En septiembre del 2000, los líderes mundiales se reunieron en Nueva York, en la sede de las Naciones Unidas, para adoptar la Declaración del Milenio por la cual se comprometían a cumplir los ocho Objetivos de Desarrollo del Milenio (ODM). El siglo comenzaba con una esperanzadora agenda económica y social común para los siguientes quince años.

Un año más tarde, el día 11 del mismo mes, en la misma ciudad, dos aviones secuestrados por terroristas de Al-Qaeda derribaron las torres gemelas del World Trade Center. La agenda social y económica mundial quedó enmendada por la nueva prioridad global: la lucha contra el terrorismo. Ello supuso, y lo conocemos bien, el diseño de políticas de seguridad (“»a securitización de la agenda»), control y persecución del terrorismo yihadista. Muchos pensamos: «Qué mala suerte para los ODM».

En septiembre del 2015, después de un amplio proceso participativo con la sociedad civil, todos los estados miembros de las Naciones Unidas aprobaron los Objetivos de Desarrollo Sostenible (ODS). Ese mismo año, pero en diciembre, se celebró la cumbre del clima de París. Comenzábamos un nuevo ciclo de una agenda mundial con 17 objetivos para atender la desigualdad socioeconómica, la crisis climática y limitar el calentamiento global.

Cinco años más tarde, el 11 de marzo del 2020, la Organización Mundial de la Salud (OMS) determinó que el covid-19 era una pandemia, y el problema global se diseminó en problemas nacionales. La prioridad fue la atención sanitaria de los enfermos, la prevención de nuevos contagios (medidas higiénicas, distancia física, restricciones de movilidad), la vacunación y la recuperación económica. Los Objetivos de Desarrollo Sostenible pasaban a un segundo plano. Muchos pensamos: «Qué mala suerte para los ODS».

Cerramos la segunda década del siglo con una cadena de infortunios. Es lo primero que, en una simple visión retrospectiva, podemos deducir. Podríamos culpar al azar, la mala suerte o las inevitables contingencias de la vida. Pero, ¿si asumiéramos que el terrorismo global y las pandemias víricas son parte de los efectos imprevistos de la desigualdad socioeconómica global, la injerencia militar de las superpotencias, la contaminación ambiental y la extinción de especies que tanto los ODM como los ODS han pretendido atender?

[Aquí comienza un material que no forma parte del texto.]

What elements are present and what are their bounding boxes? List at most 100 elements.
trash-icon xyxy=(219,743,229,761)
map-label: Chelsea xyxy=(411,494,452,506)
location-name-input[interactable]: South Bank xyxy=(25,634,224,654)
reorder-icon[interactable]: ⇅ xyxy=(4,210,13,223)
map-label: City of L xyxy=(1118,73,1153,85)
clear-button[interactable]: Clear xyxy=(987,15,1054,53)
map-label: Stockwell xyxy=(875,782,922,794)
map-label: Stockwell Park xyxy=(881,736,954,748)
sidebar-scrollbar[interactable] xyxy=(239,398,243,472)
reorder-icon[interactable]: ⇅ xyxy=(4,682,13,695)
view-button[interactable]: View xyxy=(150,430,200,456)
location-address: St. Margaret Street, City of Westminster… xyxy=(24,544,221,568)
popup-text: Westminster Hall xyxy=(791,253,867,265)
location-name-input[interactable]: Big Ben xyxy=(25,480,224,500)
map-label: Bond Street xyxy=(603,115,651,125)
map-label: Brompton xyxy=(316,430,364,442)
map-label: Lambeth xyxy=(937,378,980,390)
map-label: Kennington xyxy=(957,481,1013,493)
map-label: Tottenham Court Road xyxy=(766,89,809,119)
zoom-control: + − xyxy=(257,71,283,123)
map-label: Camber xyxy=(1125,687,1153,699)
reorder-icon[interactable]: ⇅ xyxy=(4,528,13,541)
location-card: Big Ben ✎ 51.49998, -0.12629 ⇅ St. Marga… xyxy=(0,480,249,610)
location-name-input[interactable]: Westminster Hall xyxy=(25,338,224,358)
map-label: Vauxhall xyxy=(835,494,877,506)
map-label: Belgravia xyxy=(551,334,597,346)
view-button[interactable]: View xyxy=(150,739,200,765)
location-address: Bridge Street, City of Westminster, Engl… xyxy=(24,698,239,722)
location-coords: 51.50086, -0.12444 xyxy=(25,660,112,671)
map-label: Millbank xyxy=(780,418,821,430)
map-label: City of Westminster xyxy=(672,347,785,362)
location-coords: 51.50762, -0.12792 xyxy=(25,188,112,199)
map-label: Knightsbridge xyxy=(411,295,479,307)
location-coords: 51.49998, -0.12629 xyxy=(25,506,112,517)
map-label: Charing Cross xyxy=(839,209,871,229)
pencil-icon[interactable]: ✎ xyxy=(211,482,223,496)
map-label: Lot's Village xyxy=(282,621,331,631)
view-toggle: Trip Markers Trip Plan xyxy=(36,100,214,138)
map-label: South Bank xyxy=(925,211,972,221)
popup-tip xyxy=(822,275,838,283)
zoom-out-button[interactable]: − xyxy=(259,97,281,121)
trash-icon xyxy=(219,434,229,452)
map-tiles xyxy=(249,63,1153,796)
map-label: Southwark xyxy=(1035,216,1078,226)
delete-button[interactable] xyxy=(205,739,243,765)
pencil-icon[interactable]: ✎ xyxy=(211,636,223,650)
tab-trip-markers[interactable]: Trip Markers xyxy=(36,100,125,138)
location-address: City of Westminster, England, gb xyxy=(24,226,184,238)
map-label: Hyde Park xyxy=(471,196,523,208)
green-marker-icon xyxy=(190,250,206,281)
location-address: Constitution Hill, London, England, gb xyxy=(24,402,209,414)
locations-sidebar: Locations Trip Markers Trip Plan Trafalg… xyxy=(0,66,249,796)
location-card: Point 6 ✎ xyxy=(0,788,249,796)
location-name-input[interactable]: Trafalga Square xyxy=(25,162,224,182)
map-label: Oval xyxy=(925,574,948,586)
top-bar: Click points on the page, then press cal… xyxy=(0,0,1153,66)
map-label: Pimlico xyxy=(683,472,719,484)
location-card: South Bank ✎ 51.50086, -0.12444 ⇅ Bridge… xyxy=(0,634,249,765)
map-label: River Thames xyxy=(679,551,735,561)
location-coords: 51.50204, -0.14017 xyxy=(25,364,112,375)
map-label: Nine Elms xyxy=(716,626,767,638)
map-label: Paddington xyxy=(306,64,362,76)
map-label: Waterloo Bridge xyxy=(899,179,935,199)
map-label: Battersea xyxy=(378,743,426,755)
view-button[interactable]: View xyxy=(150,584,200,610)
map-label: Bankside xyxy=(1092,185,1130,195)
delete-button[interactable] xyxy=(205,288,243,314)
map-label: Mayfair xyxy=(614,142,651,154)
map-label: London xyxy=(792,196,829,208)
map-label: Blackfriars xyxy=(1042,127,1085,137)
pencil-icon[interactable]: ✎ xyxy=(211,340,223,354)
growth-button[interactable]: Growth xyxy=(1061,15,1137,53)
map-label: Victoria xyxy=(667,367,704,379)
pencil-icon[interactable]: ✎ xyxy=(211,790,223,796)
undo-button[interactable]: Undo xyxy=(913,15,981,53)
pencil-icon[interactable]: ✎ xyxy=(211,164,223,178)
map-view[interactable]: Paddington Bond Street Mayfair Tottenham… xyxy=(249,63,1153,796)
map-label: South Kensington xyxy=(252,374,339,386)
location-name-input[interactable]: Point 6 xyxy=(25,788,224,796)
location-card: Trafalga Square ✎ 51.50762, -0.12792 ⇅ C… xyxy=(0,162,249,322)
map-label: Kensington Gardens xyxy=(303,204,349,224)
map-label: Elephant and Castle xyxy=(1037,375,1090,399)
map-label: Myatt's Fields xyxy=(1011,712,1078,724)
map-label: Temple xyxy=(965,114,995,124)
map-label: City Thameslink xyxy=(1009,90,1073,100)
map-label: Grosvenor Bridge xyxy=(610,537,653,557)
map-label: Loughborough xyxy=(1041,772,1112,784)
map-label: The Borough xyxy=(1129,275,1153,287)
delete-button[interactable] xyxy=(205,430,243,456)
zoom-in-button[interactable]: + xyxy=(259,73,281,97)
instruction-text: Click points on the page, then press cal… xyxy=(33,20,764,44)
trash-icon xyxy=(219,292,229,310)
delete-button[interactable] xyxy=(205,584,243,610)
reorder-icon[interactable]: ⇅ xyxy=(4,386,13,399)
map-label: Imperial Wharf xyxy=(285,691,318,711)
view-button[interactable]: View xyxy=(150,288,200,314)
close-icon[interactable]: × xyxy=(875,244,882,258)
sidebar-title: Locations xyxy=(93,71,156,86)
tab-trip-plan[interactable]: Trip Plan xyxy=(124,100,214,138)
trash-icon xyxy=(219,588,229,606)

Las evidencias son cada vez más claras. No es la mala suerte. El etólogo Boris Cyrulnik afirmó que es el efecto de la civilización el que ha creado el virus. Las consecuencias perversas de las acciones económicas, políticas y militares internacionales están repercutiendo de forma dramática y contundente sobre los esfuerzos de mitigación y corrección que pretenden prevenirlos. Los efectos de la acción humana se están imponiendo sobre el diseño de las soluciones, disminuyendo su capacidad preventiva y correctiva. Estamos llegando tarde y la repercusión de los efectos está siendo mucho más grave que sus causas. El pensamiento complejo le llama causalidad circular retroactiva.

Sin un diagnóstico compartido por los estados y sin una sociedad civil global fuerte o, al menos, sin una sociedad civil global, no habrá voces ni mecanismos de presión para que los gobiernos y organizaciones multilaterales cumplan con la agenda y, cómo no, culparemos a la mala suerte.